There was one other thing. What the fuck was I talking about? I was talking about now,
and then they got Halliburton. Halliburton that changed their fucking name. I know, I know,
I know. We're over there to fucking, what are we doing over there? We're concerned about their
freedom. We got to get these Iraqis to be free. Oh, and it gets awkwardly silent here.
Oh, you know what I did? So anyways, I think I'm going to be, I think I'm going to, I'm going to tell
you right now why the fucking Astros are going to win the World Series. Okay, I'm going to tell you
why it's going to happen. It has nothing to do with baseball. It has to do the fact that Jason
Lawhead is rooting for the Dodgers. He's here tonight. Jason Lawhead grew up in Cleveland.
All right, he's fucked. Okay, like the second you come out of the womb, the curse of that city
just engulfed him and everywhere he goes, he's like the mush in a Bronx tale.
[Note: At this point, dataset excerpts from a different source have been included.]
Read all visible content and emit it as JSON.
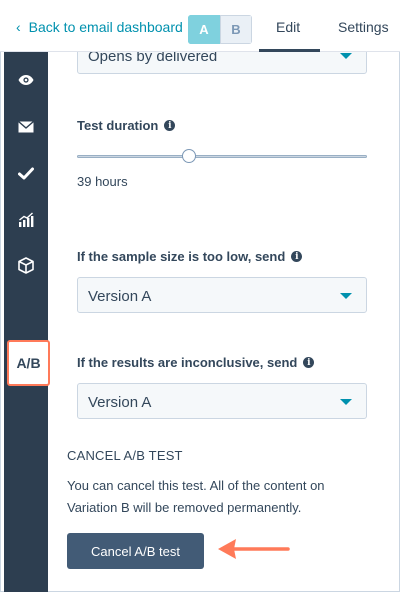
{
  "header": {
    "back_label": "Back to email dashboard",
    "variant_a": "A",
    "variant_b": "B",
    "tabs": [
      {
        "label": "Edit"
      },
      {
        "label": "Settings"
      }
    ]
  },
  "sidebar": {
    "items": [
      {
        "icon": "eye-icon"
      },
      {
        "icon": "envelope-icon"
      },
      {
        "icon": "checkmark-icon"
      },
      {
        "icon": "analytics-chart-icon"
      },
      {
        "icon": "cube-icon"
      },
      {
        "label": "A/B"
      }
    ]
  },
  "settings": {
    "winning_metric_value": "Opens by delivered",
    "test_duration_label": "Test duration",
    "test_duration_value": "39 hours",
    "sample_too_low_label": "If the sample size is too low, send",
    "sample_too_low_value": "Version A",
    "inconclusive_label": "If the results are inconclusive, send",
    "inconclusive_value": "Version A"
  },
  "cancel": {
    "heading": "CANCEL A/B TEST",
    "description": "You can cancel this test. All of the content on Variation B will be removed permanently.",
    "button_label": "Cancel A/B test"
  },
  "colors": {
    "accent": "#0091ae",
    "sidebar": "#2d3e50",
    "highlight": "#ff7a59",
    "button": "#425b76"
  }
}
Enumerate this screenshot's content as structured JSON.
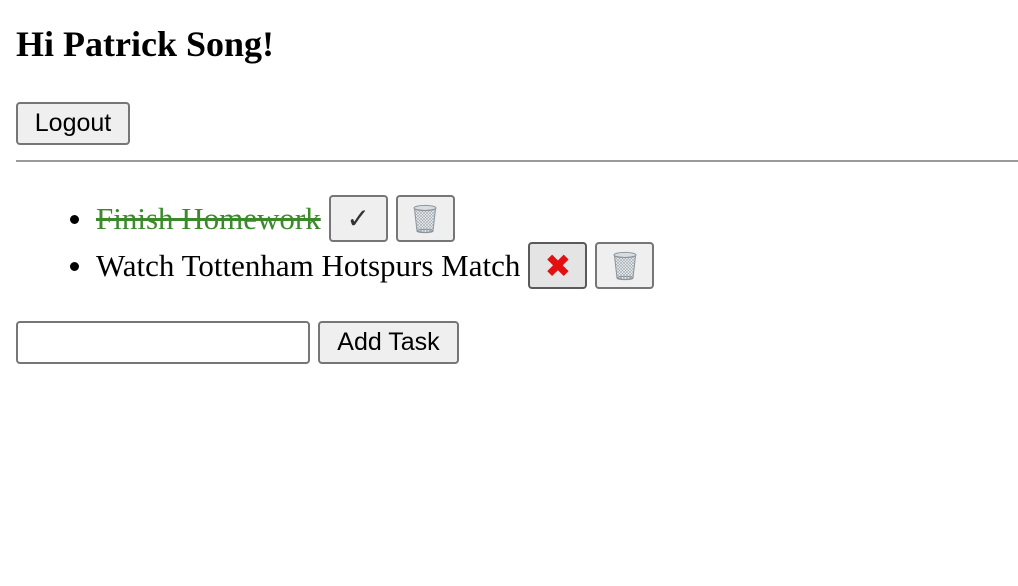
{
  "header": {
    "greeting": "Hi Patrick Song!"
  },
  "auth": {
    "logout_label": "Logout"
  },
  "tasks": [
    {
      "title": "Finish Homework",
      "completed": true,
      "toggle_icon": "check-icon",
      "delete_icon": "trash-icon"
    },
    {
      "title": "Watch Tottenham Hotspurs Match",
      "completed": false,
      "toggle_icon": "cross-icon",
      "delete_icon": "trash-icon"
    }
  ],
  "add_task": {
    "input_value": "",
    "input_placeholder": "",
    "button_label": "Add Task"
  },
  "colors": {
    "completed_text": "#3a8a2a",
    "cross_icon": "#e21111",
    "divider": "#9a9a9a"
  }
}
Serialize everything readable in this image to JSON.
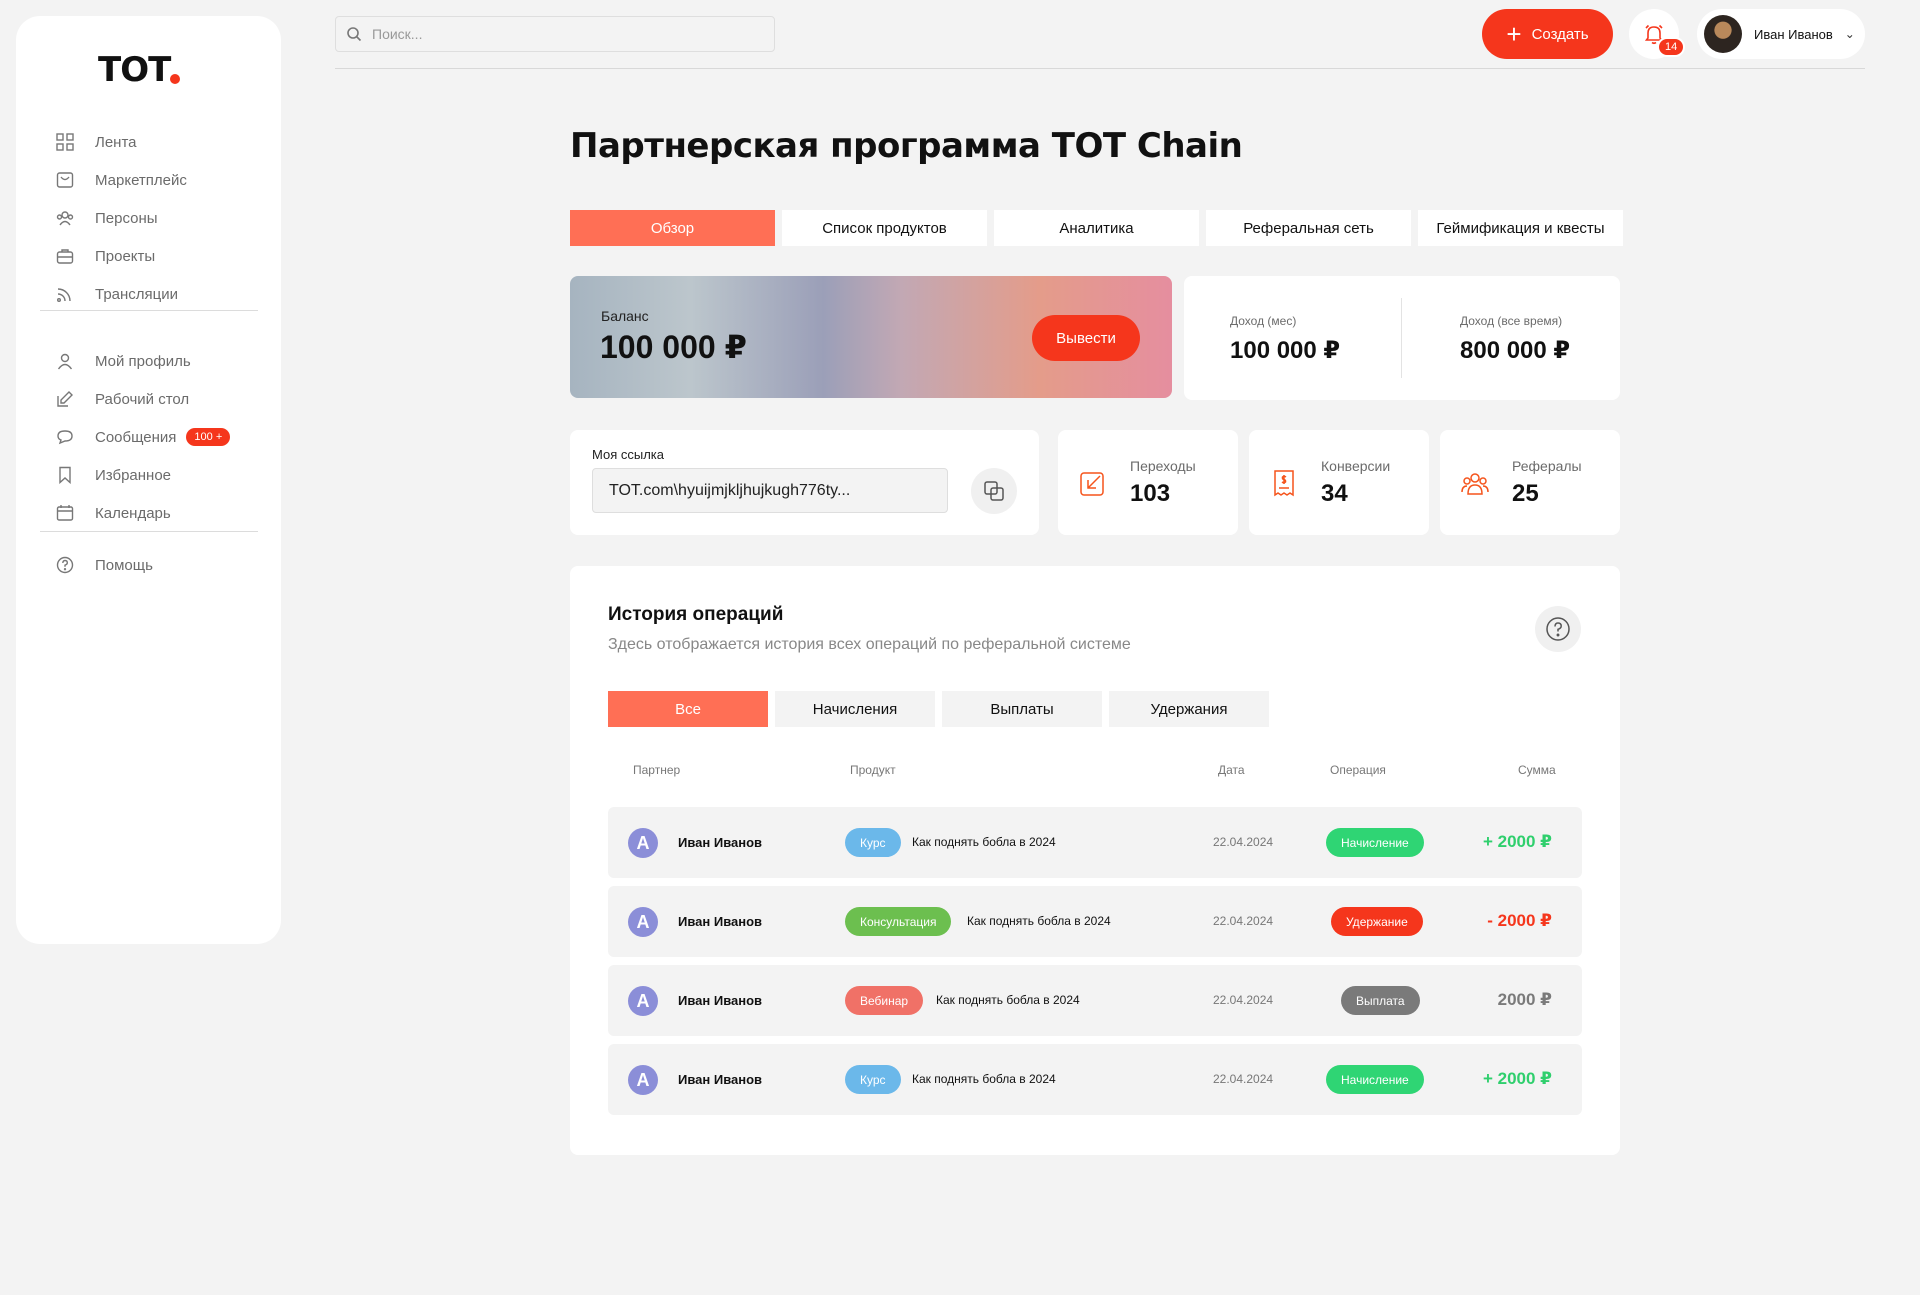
{
  "logo": "TOT",
  "sidebar": {
    "items": [
      {
        "label": "Лента",
        "icon": "grid-icon"
      },
      {
        "label": "Маркетплейс",
        "icon": "shopping-bag-icon"
      },
      {
        "label": "Персоны",
        "icon": "users-icon"
      },
      {
        "label": "Проекты",
        "icon": "briefcase-icon"
      },
      {
        "label": "Трансляции",
        "icon": "broadcast-icon"
      }
    ],
    "items2": [
      {
        "label": "Мой профиль",
        "icon": "user-icon"
      },
      {
        "label": "Рабочий стол",
        "icon": "edit-icon"
      },
      {
        "label": "Сообщения",
        "icon": "chat-icon",
        "badge": "100 +"
      },
      {
        "label": "Избранное",
        "icon": "bookmark-icon"
      },
      {
        "label": "Календарь",
        "icon": "calendar-icon"
      }
    ],
    "items3": [
      {
        "label": "Помощь",
        "icon": "help-icon"
      }
    ]
  },
  "header": {
    "search_placeholder": "Поиск...",
    "create_label": "Создать",
    "notifications_count": "14",
    "user_name": "Иван Иванов"
  },
  "main": {
    "title": "Партнерская программа TOT Chain",
    "tabs": [
      "Обзор",
      "Список продуктов",
      "Аналитика",
      "Реферальная сеть",
      "Геймификация и квесты"
    ],
    "balance": {
      "label": "Баланс",
      "value": "100 000 ₽",
      "withdraw_label": "Вывести"
    },
    "income": {
      "month_label": "Доход (мес)",
      "month_value": "100 000 ₽",
      "all_label": "Доход (все время)",
      "all_value": "800 000 ₽"
    },
    "link": {
      "label": "Моя ссылка",
      "value": "TOT.com\\hyuijmjkljhujkugh776ty..."
    },
    "stats": [
      {
        "label": "Переходы",
        "value": "103",
        "icon": "arrow-in-icon"
      },
      {
        "label": "Конверсии",
        "value": "34",
        "icon": "receipt-icon"
      },
      {
        "label": "Рефералы",
        "value": "25",
        "icon": "people-icon"
      }
    ],
    "history": {
      "title": "История операций",
      "subtitle": "Здесь отображается история всех операций по реферальной системе",
      "filters": [
        "Все",
        "Начисления",
        "Выплаты",
        "Удержания"
      ],
      "columns": [
        "Партнер",
        "Продукт",
        "Дата",
        "Операция",
        "Сумма"
      ],
      "rows": [
        {
          "avatar": "A",
          "partner": "Иван Иванов",
          "type": "Курс",
          "type_color": "#6bb8ea",
          "product": "Как поднять бобла в 2024",
          "date": "22.04.2024",
          "operation": "Начисление",
          "op_color": "#2fd574",
          "amount": "+ 2000 ₽",
          "amount_color": "#2fcf6d"
        },
        {
          "avatar": "A",
          "partner": "Иван Иванов",
          "type": "Консультация",
          "type_color": "#6cbf4f",
          "product": "Как поднять бобла в 2024",
          "date": "22.04.2024",
          "operation": "Удержание",
          "op_color": "#f5361c",
          "amount": "- 2000 ₽",
          "amount_color": "#f5361c"
        },
        {
          "avatar": "A",
          "partner": "Иван Иванов",
          "type": "Вебинар",
          "type_color": "#f07167",
          "product": "Как поднять бобла в 2024",
          "date": "22.04.2024",
          "operation": "Выплата",
          "op_color": "#7a7a7a",
          "amount": "2000 ₽",
          "amount_color": "#7a7a7a"
        },
        {
          "avatar": "A",
          "partner": "Иван Иванов",
          "type": "Курс",
          "type_color": "#6bb8ea",
          "product": "Как поднять бобла в 2024",
          "date": "22.04.2024",
          "operation": "Начисление",
          "op_color": "#2fd574",
          "amount": "+ 2000 ₽",
          "amount_color": "#2fcf6d"
        }
      ]
    }
  }
}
Just tear up your
fucking tickets, LA. It's over. You're not going to win another game. No, I have no idea. I'm
actually rooting that there's going to be, there's going to be seven games. I hope it'll be seven
games. Give me something to do. I don't know that there's going to be seven games. Do you know
that there's going to be seven games, sir? Does somebody know? Oh, because of the money? You
guys think it's all about the money? That's why I don't give, that's why I don't give the
charities anymore. I'm done with fucking charities. I didn't give one fucking dime to Houston. Okay,
you want to walk up to me, up to your neck in water with an I live in Houston hat,
then I'm going to give you money. All right, but I'm not giving to any of these fucking things
anymore because these fucking organizations, they keep, I'm convinced that most of them,
they just, they just keep the fucking money. That's what, anytime you see a tragedy, just
know that there's a bunch of people going like, I can make a bunch of fucking money off of that.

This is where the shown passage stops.